The tax deduction and income provisions for alimony have been repealed for divorce decrees entered into after December 31, 2018 or for earlier divorces where the agreements are modified after that date. This gives married couples and formerly married couples a window of time to structure or restructure their agreements to reduce their overall taxes. The recent Hexum v. Commissioner, No. 17-2460 (7th Cir. 2018), provides an opportunity to consider these rules given the new law changes.
Facts & Procedural History
The taxpayer divorced his spouse. The divorce decree provided that the taxpayer was to pay alimony to his wife. The divorce decree also provided that he was to sell the marital residence and split the proceeds with his then ex-wife.
The taxpayer installed new carpet and sold the property, incurring approximately $25,000 for the carpet and carrying costs before the property sold.
The taxpayer deduct half of the $25,000 as alimony on his personal tax return. The IRS audited his return.
The IRS and the U.S. Tax Court concluded that the $12,000 of expenses was not alimony.
Taxation of Alimony, Generally
Under the current rules, alimony is generally deductible by the payor and taxable as income to the recipient.
To be deductible as alimony, the payment must meet several requirements. It must be a payment in cash that is:
- received by (or on behalf of) a spouse under a divorce or separation instrument,
- not identified in the divorce or separation instrument as not being included in gross income for the recipient or deductible by the payor,
- made when the spouses are not living in the household, and
- a liability the payment of which terminates upon the death of the would-be recipient.
The dispute in this case focused on the last requirement.
Liability Terminates Upon Death
The requirement that the liability terminates upon death is intended to distinguish between alimony and disguised property settlements. Property settlements are not deductible.
In this case, the U.S. Tax Court considered the taxpayer’s testimony about whether the $12,000 amount would be paid to his ex-wife if, hypothetically, she were to die. The taxpayer testified that he was not certain about this, but that he might have an obligation to pay the amounts to his sons in that event. The appeals court noted that relying on this testimony was in error. However, it essentially concluded that the error was harmless.

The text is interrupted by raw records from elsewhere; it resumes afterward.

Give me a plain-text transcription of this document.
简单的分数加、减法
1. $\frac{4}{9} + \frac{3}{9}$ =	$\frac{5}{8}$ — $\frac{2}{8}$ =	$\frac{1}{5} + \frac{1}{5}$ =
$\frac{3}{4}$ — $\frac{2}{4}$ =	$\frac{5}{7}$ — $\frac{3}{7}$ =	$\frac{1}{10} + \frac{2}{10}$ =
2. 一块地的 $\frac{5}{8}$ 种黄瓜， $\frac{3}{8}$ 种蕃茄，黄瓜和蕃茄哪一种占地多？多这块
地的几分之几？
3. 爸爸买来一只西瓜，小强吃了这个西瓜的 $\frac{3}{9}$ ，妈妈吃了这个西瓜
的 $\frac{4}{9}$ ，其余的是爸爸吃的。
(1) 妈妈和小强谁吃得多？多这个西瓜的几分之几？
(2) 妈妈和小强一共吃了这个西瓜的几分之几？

Like the courts have in other similar cases, the appeals court considered state law and the language of the divorce decree. Both state law and the language in the divorce decree can be relied on for the deduction. See our prior article that considered a case involving whether payments actually made during lifetime qualify, given that the court would not have to ask the hypothetical question as to whether the payment would have to be paid if the recipient died given the actual payment. This type of case can be compared to the case addressed in another article we wrote that addressed a settlement payment the spouse received after divorce that state law dictated was alimony given the state statute. There are also cases that focus on the adequacy of the language in the divorce decree, such as Nazum v. Commissioner, T.C. Summary Opinion 2016-9, which address the common scenario where the language tracks the language in the tax code.
In the present case, the appeals court considered Illinois law. Under Illinois law, liability for the payment would not have ended upon the death of the taxpayer’s ex-wife. The appeals court considered Illinois statutes to make this determination. The taxpayer’s divorce decree also did not say that the liability for the payment would terminate. Thus, the appeals court held that the $12,000 payment was not deductible as alimony.
Planning for Alimony
This case is an example of a situation where it is often advisable to consult with a tax advisor at the time the agreement is being entered into. Tax questions about alimony deductions can be more difficult to work after the fact or on audit with the IRS, given the dynamics and relationship issues involved.
These problems are compounded by the magnitude of the alimony deductions. Given that alimony payments are usually a percentage or are based on the working spouses’ income, the tax deduction for alimony can be significant. This deduction may then qualify the taxpayer for other deductions, etc. that would have otherwise phased out or limited. This raises the stakes for making sure that the amount deducted as alimony is correct.